Protecting Rights at Border (PRAB), il network di ong e associazioni che in otto paesi europei monitora le pratiche di respingimento lungo le frontiere interne ed esterne dell’Unione, ha pubblicato il suo sesto report, What we do in the shadows (Cosa facciamo nell’ombra), in cui denuncia una gestione sistematicamente violenta dei confini da parte delle autorità che li pattugliano.
Non casi isolati, ma quotidiani di respingimenti, abusi fisici e furti. Il report mette insieme una serie di dati raccolti alle frontiere tra gennaio e fine aprile di quest’anno, denunciando le procedure messe in atto dai vari governi europei per un totale di 10.691 casi individuali di persone respinte. Fra queste oltre 10mila, sono 1.611 quelle che hanno partecipato a interviste approfondite poi pubblicate da PRAB.
Numeri e testimonianze che sono “solo la punta dell’iceberg, poiché la maggior parte dei respingimenti non sono nemmeno documentati” si legge nel rapporto.

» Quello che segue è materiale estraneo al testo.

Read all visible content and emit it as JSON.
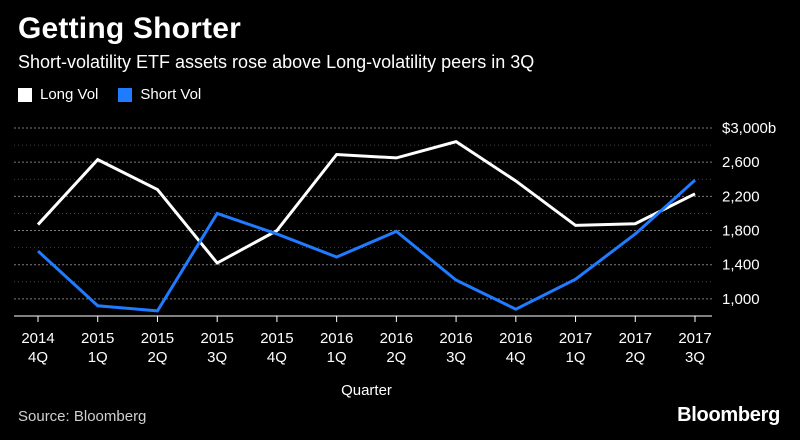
{
  "title": "Getting Shorter",
  "subtitle": "Short-volatility ETF assets rose above Long-volatility peers in 3Q",
  "source": "Source: Bloomberg",
  "brand": "Bloomberg",
  "colors": {
    "background": "#000000",
    "long_vol": "#ffffff",
    "short_vol": "#1f7bff",
    "grid": "#8a8a8a",
    "text": "#ffffff"
  },
  "chart_data": {
    "type": "line",
    "xlabel": "Quarter",
    "ylabel": "",
    "ylim": [
      800,
      3000
    ],
    "yticks": [
      1000,
      1400,
      1800,
      2200,
      2600,
      3000
    ],
    "ytick_labels": [
      "1,000",
      "1,400",
      "1,800",
      "2,200",
      "2,600",
      "$3,000b"
    ],
    "grid": true,
    "legend_position": "top-left",
    "categories": [
      [
        "2014",
        "4Q"
      ],
      [
        "2015",
        "1Q"
      ],
      [
        "2015",
        "2Q"
      ],
      [
        "2015",
        "3Q"
      ],
      [
        "2015",
        "4Q"
      ],
      [
        "2016",
        "1Q"
      ],
      [
        "2016",
        "2Q"
      ],
      [
        "2016",
        "3Q"
      ],
      [
        "2016",
        "4Q"
      ],
      [
        "2017",
        "1Q"
      ],
      [
        "2017",
        "2Q"
      ],
      [
        "2017",
        "3Q"
      ]
    ],
    "series": [
      {
        "name": "Long Vol",
        "color": "#ffffff",
        "values": [
          1870,
          2630,
          2280,
          1420,
          1800,
          2690,
          2650,
          2840,
          2380,
          1860,
          1880,
          2230
        ]
      },
      {
        "name": "Short Vol",
        "color": "#1f7bff",
        "values": [
          1560,
          920,
          860,
          2000,
          1760,
          1490,
          1790,
          1220,
          880,
          1230,
          1760,
          2390
        ]
      }
    ]
  }
}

Le quotidiane e ripetute violazioni dei diritti umani, oramai note, fanno parte del “trattamento di benvenuto” che l’Europa riserva a coloro che vengono respinti senza poter neanche far domanda di protezione, anche quando appartengono a una nazionalità cui spetterebbe di diritto essere accolta. Ma nessuna nazionalità, sfogliando il rapporto, risulta essere risparmiata dai trattamenti inumani e vessazioni.
“La mancanza di accesso alle procedure di asilo è stata segnalata ai partner del PRAB nel 44% di tutti i casi di respingimento registrati al confine tra Croazia e Bosnia-Erzegovina, così come nell’88% dei casi registrati al confine tra Ungheria e Serbia e nell’85% al confine tra Italia e Francia” – si legge sul sito di Asgi, l’Associazione per gli studi giuridici sull’immigrazione, che fa parte del network PRAB.
“La percentuale di persone che hanno denunciato abusi fisici e/o aggressioni è altrettanto scioccante e ammonta al 62% al confine tra Ungheria e Serbia, e al 54% al confine tra Grecia e Turchia. Di tutti i respingimenti registrati, il 16% riguardava bambini, di cui il 9% viaggiava con la famiglia e il 7% era costituito da bambini non accompagnati o separati dalla famiglia”, prosegue il comunicato.
PRAB è presente in Bielorussia con Human Constanta; Bosnia-Erzegovina con Danish Refugee Council; Grecia con il Greek Council for Refugees; Italia con Asgi, Diaconia valdese e DRC Italia, sede italiana del Danish Refugee Council; Lituania con Diversity Development Group e Sienos Grupé; Macedonia settentrionale con l’Associazione dei giovani avvocati macedoni; Polonia con Stowarzyszenie Interwencji Prawnej; Serbia con il Centro umanitario per l’integrazione e la tolleranza e Belgio con il DRC Bruxelles.